Recounts can sometimes cause delays in certifications, said Marian Schneider, a voting rights and election law consultant with the American Civil Liberties Union of Pennsylvania and the former deputy secretary of state. She recalled one such instance, during a 2006 state House of Representatives election in Chester County, that was delayed when a judge ordered a hand recount of 23,000 ballots.

Boockvar said last week that no automatic recounts would take place in statewide races, including for president. At least one petition for a recount has been filed in Delaware County in the 165th House District.

“A hearing has been scheduled in Common Pleas Court for Monday afternoon,” a spokesperson for Delaware County said. “Our lawyers are assessing the effect, if any, the petition has on the certification process.”

Once Boockvar receives the certified results from boards of elections, she certifies them herself and passes them along to Gov. Tom Wolf.

The commonwealth secretary and the governor don’t have a hard legal deadline for certification under state law, but there are some real-world deadlines, Schneider said. For one, the Pennsylvania Constitution calls for the new General Assembly to be seated Dec. 1.

After state certification, the rules guiding the presidential race fall under the U.S. Constitution. President-elect Joe Biden’s victory in Pennsylvania means the governor must certify the 20 electors he nominated for the Electoral College, so they can cast their official votes for president on Dec. 14.

But federal law stipulates that if a state certifies its presidential electors at least six days before that Dec. 14 vote, those electors are essentially locked in and can’t be challenged by anyone, said Adav Noti, senior director at Campaign Legal Center. That rule is often called the “safe harbor” deadline — Dec. 8 this year.

For the presidential election results, Wolf prepares a Certificate of Ascertainment for the National Archives and Records Administration with the names of the appointed electors and the number of votes cast for each.

Chris Deluzio, policy director of the University of Pittsburgh Institute for Cyber Law, Policy and Security, said there’s no way boards of elections can’t certify the votes, as some members of a bipartisan county canvassing board in Michigan tried to do last week — they’d be breaking the law.

“The requirement to certify is exactly that,” he said Thursday during a panel discussion with the National Task Force on Election Crises. “Should there be some effort to not do that, presumably there are ways to mandate how to do the certification,” such as the state taking the board to court.

“These aren’t suggestions from the Election Code,” Deluzio added.

There are penalties in the state code for anyone who intentionally interferes with, hinders, or delays election officials’ duties — an election board member obstructing the secretary’s ability to certify the vote, for example — and in those cases, the attorney general or a county district attorney can prosecute.

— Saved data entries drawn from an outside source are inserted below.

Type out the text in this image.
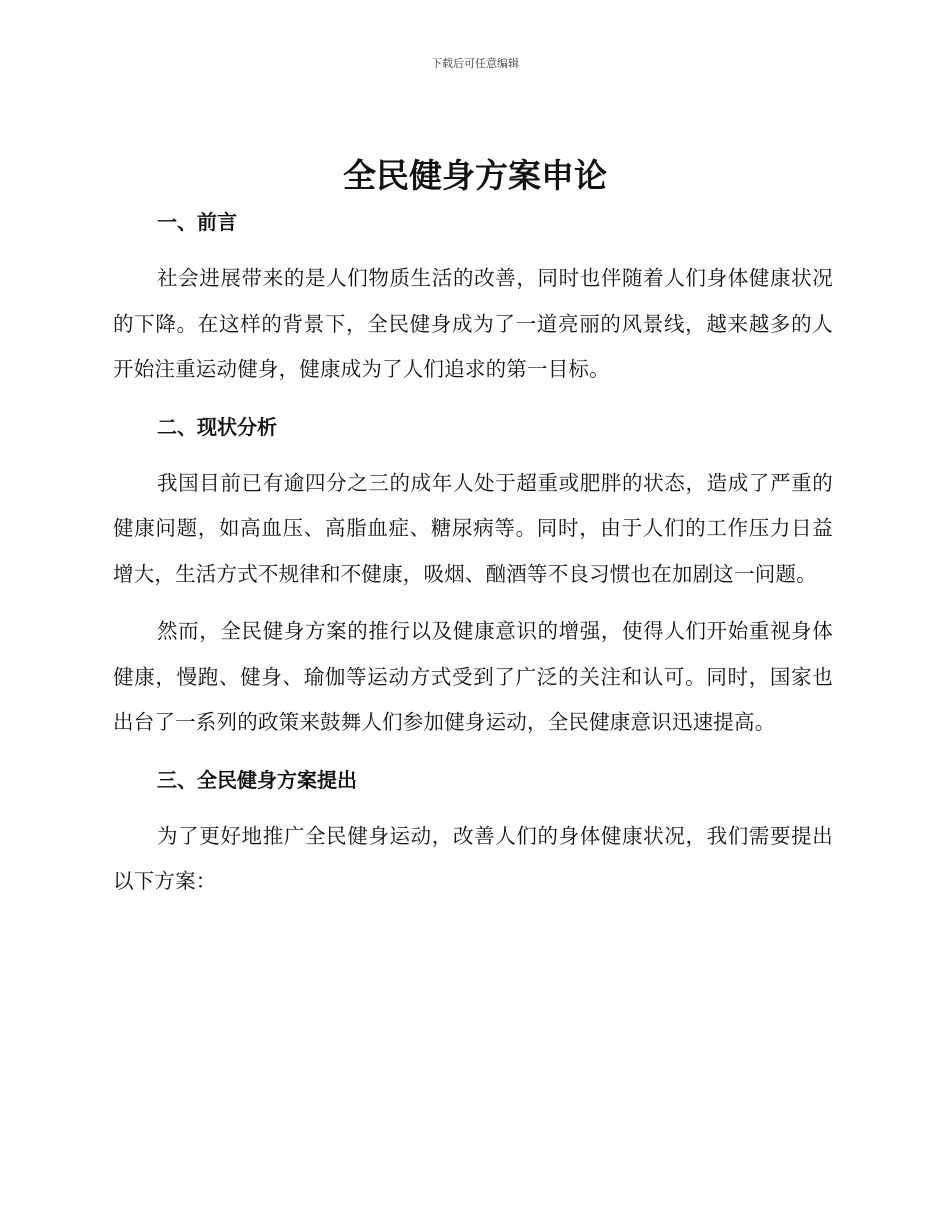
下载后可任意编辑
全民健身方案申论
一、前言

社会进展带来的是人们物质生活的改善，同时也伴随着人们身体健康状况的下降。在这样的背景下，全民健身成为了一道亮丽的风景线，越来越多的人开始注重运动健身，健康成为了人们追求的第一目标。

二、现状分析

我国目前已有逾四分之三的成年人处于超重或肥胖的状态，造成了严重的健康问题，如高血压、高脂血症、糖尿病等。同时，由于人们的工作压力日益增大，生活方式不规律和不健康，吸烟、酗酒等不良习惯也在加剧这一问题。

然而，全民健身方案的推行以及健康意识的增强，使得人们开始重视身体健康，慢跑、健身、瑜伽等运动方式受到了广泛的关注和认可。同时，国家也出台了一系列的政策来鼓舞人们参加健身运动，全民健康意识迅速提高。

三、全民健身方案提出

为了更好地推广全民健身运动，改善人们的身体健康状况，我们需要提出以下方案：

Democratic attorney Cliff Levine said the only real remaining question mark that would affect the state’s certified vote count is the fate of some 10,000 mail ballots received by counties after Election Day.

The U.S. Supreme Court declined to take up a challenge to those ballots brought by Pennsylvania Republicans on an expedited basis but left open the door to revisit the issue. Justice Samuel Alito earlier this month ordered counties to keep those late-arriving ballots separate, something Boockvar had already told election officials to do.

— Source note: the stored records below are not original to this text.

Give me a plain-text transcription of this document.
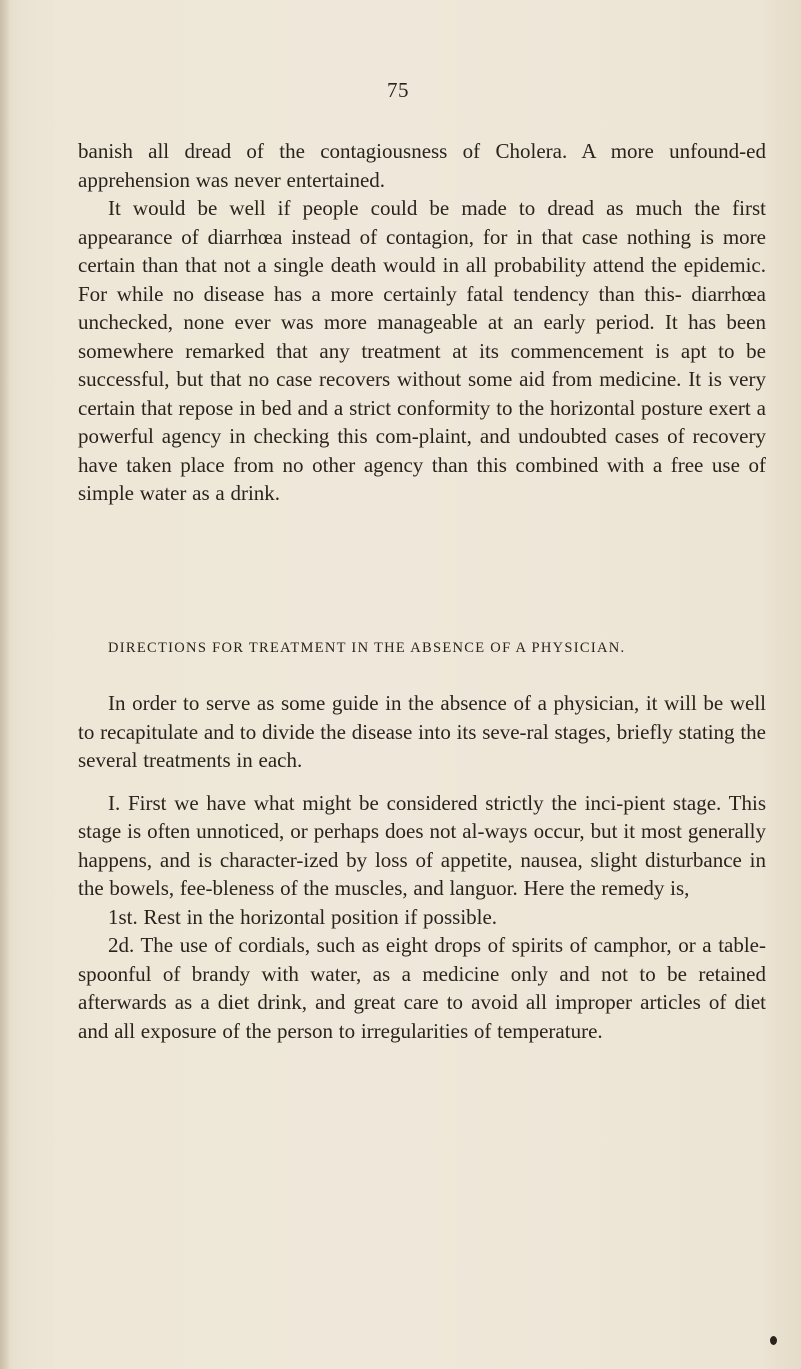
75

banish all dread of the contagiousness of Cholera. A more unfound-ed apprehension was never entertained.

It would be well if people could be made to dread as much the first appearance of diarrhœa instead of contagion, for in that case nothing is more certain than that not a single death would in all probability attend the epidemic. For while no disease has a more certainly fatal tendency than this- diarrhœa unchecked, none ever was more manageable at an early period. It has been somewhere remarked that any treatment at its commencement is apt to be successful, but that no case recovers without some aid from medicine. It is very certain that repose in bed and a strict conformity to the horizontal posture exert a powerful agency in checking this com-plaint, and undoubted cases of recovery have taken place from no other agency than this combined with a free use of simple water as a drink.

DIRECTIONS FOR TREATMENT IN THE ABSENCE OF A PHYSICIAN.

In order to serve as some guide in the absence of a physician, it will be well to recapitulate and to divide the disease into its seve-ral stages, briefly stating the several treatments in each.

I. First we have what might be considered strictly the inci-pient stage. This stage is often unnoticed, or perhaps does not al-ways occur, but it most generally happens, and is character-ized by loss of appetite, nausea, slight disturbance in the bowels, fee-bleness of the muscles, and languor. Here the remedy is,

1st. Rest in the horizontal position if possible.

2d. The use of cordials, such as eight drops of spirits of camphor, or a table-spoonful of brandy with water, as a medicine only and not to be retained afterwards as a diet drink, and great care to avoid all improper articles of diet and all exposure of the person to irregularities of temperature.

But Levine said certification can still move ahead when the number of ballots still up in the air wouldn’t change the outcome of a race. In the presidential election, Biden was leading Trump by more than 81,000 votes as of Saturday, according to unofficial results published by the state.

“Obviously it won’t affect the presidential race,” Levine said.

Inquirer staff writer Jonathan Lai contributed to this article.